Ketua Fraksi Golkar Dinilai Salah Kaprah

8
Tuntut Hak atas Komposisi Pansus Harusnya di Forum Lobi

KEJAKSAN– Sikap Ketua Fraksi Partai Golkar (FPG) DPRD Kota Cirebon, Andrie Sulistio SE, justru menuai kritik pedas dari kader beringin sendiri. Langkah Andrie yang secara terbuka di rapat DPRD meminta menuntut hak dan keadilan bagi fraksinya dinilai tidak tepat, lantaran disampaikan secara terbuka di forum rapat.
golkar cirebon
Partai Golkar.

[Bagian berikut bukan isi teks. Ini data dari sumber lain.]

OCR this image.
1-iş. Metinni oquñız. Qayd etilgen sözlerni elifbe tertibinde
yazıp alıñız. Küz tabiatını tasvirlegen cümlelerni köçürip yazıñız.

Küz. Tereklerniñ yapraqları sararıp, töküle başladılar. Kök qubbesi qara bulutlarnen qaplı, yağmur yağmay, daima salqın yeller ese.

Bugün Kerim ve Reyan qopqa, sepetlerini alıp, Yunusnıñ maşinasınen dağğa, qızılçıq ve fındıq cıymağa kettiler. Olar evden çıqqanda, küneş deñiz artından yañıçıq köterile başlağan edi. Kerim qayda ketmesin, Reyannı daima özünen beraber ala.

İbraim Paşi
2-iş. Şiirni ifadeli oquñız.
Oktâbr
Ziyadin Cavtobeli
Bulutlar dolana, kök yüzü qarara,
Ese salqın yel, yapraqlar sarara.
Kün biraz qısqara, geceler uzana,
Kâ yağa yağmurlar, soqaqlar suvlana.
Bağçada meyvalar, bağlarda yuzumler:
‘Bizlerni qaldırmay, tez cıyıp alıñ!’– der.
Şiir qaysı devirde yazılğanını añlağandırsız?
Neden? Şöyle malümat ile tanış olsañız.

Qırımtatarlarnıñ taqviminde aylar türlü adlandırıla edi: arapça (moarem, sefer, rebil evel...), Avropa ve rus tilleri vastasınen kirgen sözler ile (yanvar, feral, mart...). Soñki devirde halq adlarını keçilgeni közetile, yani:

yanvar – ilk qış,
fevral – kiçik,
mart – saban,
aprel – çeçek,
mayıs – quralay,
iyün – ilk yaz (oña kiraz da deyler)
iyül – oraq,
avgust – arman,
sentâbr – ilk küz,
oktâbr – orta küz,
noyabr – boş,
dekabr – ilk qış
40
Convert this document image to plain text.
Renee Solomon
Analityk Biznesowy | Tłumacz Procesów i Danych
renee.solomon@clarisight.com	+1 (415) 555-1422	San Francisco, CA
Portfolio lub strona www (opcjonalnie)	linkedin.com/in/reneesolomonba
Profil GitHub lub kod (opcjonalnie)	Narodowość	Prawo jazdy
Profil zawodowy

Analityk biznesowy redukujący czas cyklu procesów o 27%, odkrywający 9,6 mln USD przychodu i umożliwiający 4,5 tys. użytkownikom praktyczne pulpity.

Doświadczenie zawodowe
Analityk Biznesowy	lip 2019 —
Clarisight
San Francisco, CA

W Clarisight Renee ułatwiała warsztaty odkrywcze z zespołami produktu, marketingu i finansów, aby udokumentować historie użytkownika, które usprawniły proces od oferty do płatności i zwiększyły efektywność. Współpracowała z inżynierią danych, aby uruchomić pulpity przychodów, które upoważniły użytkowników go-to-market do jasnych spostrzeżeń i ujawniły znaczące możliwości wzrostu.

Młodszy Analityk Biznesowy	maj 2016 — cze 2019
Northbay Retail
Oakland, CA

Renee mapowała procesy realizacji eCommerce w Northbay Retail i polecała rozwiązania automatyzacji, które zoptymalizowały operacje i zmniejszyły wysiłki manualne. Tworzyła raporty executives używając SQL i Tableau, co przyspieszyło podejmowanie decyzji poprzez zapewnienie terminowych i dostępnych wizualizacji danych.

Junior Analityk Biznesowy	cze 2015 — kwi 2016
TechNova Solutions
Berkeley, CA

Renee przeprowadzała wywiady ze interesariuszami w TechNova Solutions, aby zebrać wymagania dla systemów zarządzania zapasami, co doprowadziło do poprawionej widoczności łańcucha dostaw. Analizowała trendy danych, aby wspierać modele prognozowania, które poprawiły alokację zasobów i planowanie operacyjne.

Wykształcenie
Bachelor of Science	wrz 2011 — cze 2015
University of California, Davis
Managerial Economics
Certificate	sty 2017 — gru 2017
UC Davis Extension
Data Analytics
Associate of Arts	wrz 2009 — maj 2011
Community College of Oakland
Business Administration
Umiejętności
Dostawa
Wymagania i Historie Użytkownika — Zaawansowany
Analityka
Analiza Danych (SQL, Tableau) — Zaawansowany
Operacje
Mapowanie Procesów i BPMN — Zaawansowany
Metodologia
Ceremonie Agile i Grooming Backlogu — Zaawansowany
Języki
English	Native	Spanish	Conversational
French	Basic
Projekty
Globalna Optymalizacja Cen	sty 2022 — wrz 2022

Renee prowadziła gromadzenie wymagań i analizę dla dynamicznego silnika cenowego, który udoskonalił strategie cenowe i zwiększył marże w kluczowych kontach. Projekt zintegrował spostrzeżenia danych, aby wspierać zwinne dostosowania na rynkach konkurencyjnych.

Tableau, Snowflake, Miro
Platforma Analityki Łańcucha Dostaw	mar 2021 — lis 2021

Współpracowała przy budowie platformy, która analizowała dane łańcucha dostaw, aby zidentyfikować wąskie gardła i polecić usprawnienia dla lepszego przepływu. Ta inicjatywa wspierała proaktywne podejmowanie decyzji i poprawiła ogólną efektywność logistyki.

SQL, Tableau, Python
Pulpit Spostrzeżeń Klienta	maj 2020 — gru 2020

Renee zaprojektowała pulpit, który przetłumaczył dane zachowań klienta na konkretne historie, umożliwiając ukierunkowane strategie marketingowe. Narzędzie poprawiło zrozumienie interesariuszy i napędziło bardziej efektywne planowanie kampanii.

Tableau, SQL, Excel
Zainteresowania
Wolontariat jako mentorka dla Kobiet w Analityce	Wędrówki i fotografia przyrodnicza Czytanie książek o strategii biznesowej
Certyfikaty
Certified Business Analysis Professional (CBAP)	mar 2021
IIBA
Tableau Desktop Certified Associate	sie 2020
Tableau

Image by rmol.co
Hal itu disampaikan pengurus DPD Partai Golkar Kota Cirebon bagian Pemuda, Olahraga dan Seni, Adi Arifudin SH. Menurutnya, meskipun yang disampaikan Andrie bertujuan untuk mendapatkan hak FPG, tapi cara yang dilakukan dianggap kurang tepat.
“Memang betul ketua Fraksi Golkar memperjuangkan hak dan menuntut keadilan atas fraksinya. Tapi kalau hal itu disampaikan secara terbuka, tidak elok dan kurang pantas, bahkan ya salah kaprah” kata Adi, ditemui Rakyat Cirebon di salahsatu rumah makan di Jalan Siliwangi Kota Cirebon, kemarin.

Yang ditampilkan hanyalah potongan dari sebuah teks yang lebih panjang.